Ele anda por mais alguns minutos, pensando no que falaria para ela. “Ela quem?”, deve estar você, caro leitor se perguntando. Digamos que uma pessoa muito especial. Muito especial. O jeito como ela caminha, como ela penteia o cabelo, como demorava para dar-se por arrumada, seu perfume matinal (e claro, o do resto do dia), uma fragrância dos mais belos asfódelos; como ela respira, como ela fala... Ou falava. Faz tanto tempo. Ele sentia saudade disso tudo. Mas ele não tem esse direito. Ao menos não mais.

Na verdade, ele sentia falta até das suas discussões com ela. Dizia :“Amor, por favor, vamos conversar, resolver isso com calma”, sempre respondido com um curto e grosso: “Vai se fu...”, bom, acho que deu pra entender. Aquilo era rude? Era. Mas fazia parte da vida deles. Uma vida que não existia mais. Ele a perdeu. Mas nada custa ir vê-la de novo não é?
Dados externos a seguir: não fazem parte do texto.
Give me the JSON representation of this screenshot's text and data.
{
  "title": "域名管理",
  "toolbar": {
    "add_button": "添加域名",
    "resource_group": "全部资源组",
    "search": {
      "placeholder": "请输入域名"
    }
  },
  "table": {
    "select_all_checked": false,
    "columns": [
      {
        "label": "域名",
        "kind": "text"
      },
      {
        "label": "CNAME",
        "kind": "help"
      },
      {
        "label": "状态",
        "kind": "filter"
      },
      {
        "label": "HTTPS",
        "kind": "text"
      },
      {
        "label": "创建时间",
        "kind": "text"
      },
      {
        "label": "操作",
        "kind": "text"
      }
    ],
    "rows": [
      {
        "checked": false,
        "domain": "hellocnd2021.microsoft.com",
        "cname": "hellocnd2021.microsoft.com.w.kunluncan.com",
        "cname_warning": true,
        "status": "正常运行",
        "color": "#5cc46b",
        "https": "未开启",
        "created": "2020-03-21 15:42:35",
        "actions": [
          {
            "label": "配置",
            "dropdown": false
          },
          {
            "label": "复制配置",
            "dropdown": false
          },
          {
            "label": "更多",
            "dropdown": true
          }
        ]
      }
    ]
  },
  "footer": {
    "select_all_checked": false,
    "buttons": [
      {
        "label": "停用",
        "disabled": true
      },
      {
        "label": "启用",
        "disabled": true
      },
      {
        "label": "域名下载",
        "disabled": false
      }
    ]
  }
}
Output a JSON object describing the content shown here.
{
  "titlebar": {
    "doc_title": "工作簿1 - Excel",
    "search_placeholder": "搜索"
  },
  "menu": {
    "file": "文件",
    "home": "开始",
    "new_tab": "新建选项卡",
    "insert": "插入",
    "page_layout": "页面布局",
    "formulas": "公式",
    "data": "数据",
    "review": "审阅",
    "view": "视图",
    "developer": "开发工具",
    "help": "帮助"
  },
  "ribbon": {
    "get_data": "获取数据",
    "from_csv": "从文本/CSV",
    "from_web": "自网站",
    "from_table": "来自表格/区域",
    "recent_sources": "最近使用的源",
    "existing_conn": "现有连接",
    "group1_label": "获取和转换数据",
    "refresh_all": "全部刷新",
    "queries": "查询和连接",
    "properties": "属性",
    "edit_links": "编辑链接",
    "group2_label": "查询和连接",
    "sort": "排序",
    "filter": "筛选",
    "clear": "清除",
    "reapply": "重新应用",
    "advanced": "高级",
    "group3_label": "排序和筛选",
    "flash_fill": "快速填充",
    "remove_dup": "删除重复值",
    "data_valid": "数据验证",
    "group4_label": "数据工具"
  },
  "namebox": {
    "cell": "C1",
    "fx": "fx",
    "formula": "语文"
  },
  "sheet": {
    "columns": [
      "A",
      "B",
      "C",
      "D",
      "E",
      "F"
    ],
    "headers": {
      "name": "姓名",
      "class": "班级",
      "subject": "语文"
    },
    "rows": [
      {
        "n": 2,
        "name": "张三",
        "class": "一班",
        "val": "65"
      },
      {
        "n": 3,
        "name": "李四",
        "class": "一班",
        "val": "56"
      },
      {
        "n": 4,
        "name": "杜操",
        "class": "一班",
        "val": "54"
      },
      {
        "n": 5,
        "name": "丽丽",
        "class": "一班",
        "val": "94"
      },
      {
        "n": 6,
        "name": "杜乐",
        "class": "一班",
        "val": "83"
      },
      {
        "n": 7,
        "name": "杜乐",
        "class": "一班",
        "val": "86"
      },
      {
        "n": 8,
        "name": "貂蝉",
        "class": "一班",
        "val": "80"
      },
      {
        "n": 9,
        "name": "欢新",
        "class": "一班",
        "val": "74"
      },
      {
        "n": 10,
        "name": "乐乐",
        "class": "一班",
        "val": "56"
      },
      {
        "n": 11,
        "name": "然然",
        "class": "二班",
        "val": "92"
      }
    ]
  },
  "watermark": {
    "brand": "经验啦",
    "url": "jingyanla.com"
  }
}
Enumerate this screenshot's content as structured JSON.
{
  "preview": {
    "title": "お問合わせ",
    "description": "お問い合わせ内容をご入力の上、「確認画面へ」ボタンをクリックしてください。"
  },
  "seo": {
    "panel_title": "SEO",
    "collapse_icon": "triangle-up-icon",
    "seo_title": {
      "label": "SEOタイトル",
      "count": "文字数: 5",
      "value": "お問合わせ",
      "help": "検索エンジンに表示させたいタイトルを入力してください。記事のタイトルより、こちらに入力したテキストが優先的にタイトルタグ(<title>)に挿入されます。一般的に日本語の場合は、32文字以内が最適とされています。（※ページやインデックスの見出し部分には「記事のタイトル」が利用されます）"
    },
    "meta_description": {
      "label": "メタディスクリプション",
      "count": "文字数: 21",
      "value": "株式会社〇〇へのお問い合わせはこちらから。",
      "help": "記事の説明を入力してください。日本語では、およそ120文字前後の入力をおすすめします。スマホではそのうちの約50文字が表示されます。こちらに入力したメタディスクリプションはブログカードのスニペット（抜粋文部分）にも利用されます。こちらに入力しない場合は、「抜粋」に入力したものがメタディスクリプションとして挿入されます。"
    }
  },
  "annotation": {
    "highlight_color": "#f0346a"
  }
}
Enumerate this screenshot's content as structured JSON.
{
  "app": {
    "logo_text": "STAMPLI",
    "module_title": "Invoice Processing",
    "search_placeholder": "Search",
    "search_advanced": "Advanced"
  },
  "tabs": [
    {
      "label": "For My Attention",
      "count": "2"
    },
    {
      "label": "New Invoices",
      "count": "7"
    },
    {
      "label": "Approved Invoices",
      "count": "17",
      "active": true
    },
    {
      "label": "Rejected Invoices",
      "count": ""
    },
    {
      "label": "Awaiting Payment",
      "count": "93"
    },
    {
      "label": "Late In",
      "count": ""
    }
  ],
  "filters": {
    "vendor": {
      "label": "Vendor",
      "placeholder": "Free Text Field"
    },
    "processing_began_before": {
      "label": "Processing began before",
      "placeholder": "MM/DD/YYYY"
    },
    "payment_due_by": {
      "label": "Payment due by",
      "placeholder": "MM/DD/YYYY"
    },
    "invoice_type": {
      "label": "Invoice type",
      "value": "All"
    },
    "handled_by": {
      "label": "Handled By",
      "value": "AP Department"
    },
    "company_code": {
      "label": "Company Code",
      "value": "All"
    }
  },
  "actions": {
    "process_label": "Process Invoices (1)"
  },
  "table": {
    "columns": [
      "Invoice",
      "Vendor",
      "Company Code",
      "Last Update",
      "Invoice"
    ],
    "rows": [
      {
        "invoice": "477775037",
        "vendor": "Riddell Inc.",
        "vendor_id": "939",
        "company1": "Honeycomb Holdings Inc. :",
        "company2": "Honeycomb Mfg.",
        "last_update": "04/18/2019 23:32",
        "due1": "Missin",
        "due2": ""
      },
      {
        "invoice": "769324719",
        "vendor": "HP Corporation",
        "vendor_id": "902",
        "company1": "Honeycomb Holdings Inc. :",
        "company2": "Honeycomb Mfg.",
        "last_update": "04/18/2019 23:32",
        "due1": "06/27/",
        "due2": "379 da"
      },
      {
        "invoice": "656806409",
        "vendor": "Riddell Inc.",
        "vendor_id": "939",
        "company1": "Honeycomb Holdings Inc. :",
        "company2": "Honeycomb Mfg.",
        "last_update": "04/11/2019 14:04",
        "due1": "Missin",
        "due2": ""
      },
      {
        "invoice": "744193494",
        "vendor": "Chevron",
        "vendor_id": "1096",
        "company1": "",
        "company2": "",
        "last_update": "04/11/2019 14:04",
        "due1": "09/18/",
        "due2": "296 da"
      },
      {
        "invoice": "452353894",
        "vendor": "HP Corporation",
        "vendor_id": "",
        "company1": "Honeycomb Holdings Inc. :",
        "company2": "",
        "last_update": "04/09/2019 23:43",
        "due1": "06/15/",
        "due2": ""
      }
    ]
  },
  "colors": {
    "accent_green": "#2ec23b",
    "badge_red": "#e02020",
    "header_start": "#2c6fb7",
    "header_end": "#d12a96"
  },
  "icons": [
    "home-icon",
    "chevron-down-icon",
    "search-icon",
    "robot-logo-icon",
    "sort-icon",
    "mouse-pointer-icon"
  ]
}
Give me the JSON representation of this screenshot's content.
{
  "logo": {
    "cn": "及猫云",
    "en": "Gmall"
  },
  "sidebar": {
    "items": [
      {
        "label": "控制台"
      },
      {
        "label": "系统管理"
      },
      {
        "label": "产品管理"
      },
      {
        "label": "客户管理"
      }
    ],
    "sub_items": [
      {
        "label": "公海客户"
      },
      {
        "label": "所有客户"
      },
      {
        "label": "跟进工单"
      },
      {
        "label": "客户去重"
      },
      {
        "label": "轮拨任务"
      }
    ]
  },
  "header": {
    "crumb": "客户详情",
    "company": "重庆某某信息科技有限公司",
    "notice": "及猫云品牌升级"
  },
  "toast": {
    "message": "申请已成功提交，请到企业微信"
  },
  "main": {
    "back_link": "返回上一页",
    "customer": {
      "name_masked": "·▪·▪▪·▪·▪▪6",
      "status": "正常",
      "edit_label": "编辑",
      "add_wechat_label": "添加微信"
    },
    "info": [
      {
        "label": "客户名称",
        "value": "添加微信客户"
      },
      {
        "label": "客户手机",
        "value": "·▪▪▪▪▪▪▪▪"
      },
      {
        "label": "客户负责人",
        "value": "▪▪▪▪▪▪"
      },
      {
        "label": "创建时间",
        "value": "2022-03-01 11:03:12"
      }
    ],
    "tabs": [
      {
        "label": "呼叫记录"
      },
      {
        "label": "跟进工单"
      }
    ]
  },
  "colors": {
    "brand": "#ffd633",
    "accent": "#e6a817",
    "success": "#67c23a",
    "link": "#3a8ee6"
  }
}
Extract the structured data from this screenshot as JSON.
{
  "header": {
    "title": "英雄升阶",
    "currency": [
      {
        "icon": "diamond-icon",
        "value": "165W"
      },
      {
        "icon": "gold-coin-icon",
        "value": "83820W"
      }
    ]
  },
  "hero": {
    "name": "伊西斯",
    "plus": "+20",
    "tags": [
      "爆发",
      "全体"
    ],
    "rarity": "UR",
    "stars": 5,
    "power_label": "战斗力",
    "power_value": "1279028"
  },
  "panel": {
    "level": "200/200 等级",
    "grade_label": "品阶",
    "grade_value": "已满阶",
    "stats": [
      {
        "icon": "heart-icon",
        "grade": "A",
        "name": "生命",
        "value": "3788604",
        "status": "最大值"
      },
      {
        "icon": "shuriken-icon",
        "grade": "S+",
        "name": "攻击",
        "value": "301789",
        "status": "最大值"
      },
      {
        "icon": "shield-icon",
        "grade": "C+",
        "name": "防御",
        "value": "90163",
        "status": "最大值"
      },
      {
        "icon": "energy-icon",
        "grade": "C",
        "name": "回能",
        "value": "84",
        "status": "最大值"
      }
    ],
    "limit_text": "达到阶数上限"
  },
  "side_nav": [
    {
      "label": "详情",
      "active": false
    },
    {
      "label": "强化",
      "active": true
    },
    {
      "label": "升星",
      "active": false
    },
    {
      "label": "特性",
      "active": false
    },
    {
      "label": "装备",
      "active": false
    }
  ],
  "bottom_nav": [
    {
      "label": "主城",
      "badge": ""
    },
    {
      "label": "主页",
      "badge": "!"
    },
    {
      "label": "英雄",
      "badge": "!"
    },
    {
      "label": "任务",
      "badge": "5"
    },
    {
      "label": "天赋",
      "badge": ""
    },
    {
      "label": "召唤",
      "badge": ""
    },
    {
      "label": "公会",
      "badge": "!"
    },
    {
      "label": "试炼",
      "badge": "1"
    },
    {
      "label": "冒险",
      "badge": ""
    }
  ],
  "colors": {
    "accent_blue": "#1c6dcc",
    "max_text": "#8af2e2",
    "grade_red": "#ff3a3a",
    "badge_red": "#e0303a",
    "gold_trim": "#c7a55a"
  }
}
Ela já sabia que ele estaria indo na sua casa, discutir um pouco o que houve. As coisas precisavam ser esclarecidas. Além do mais, ele sabia que ela não ligava. Era só uma visitinha. Ao chegar no portão branco que guardava o prédio de cinco andares, o homem faz um pequeno sinal de positivo para o porteiro, junto à um sorriso amigável, que é correspondido com um aceno. O homem espera dez segundos, tempo o suficiente para o portão se abrir por completo. Ele entra sem olha para trás, entrando numa pequena praça de entrada, com árvores, arbustos e bancos de pedra decorando o ambiente. Ah, que perfeito para um reencontro. Pena que teremos que subir para o último andar.

Ele sobe as escadas a pisadas fortes, com real vontade de fazer barulho com sua chegada. Logo chega à porta do tão honorável quarto de número 13. Que número infortúnio, não é, leitores? O mau agouro cercava a vida do nosso casal, será que lhes assombrará mais esta vez? Ou será cortado pelas Parcas o fio deste amor que quem dera ser eterno? Ele bate na porta três vezes, mas ninguém responde. Então ele lembra que sempre deixava a chave abaixo do carpete, com um cordial “bem vindo” em cima. Tinha uma mancha carmim nele, sujando o branco de suas letras e o castanho de seu entorno, mas nada a reparar em demasiado. Com certeza ele o lavará depois.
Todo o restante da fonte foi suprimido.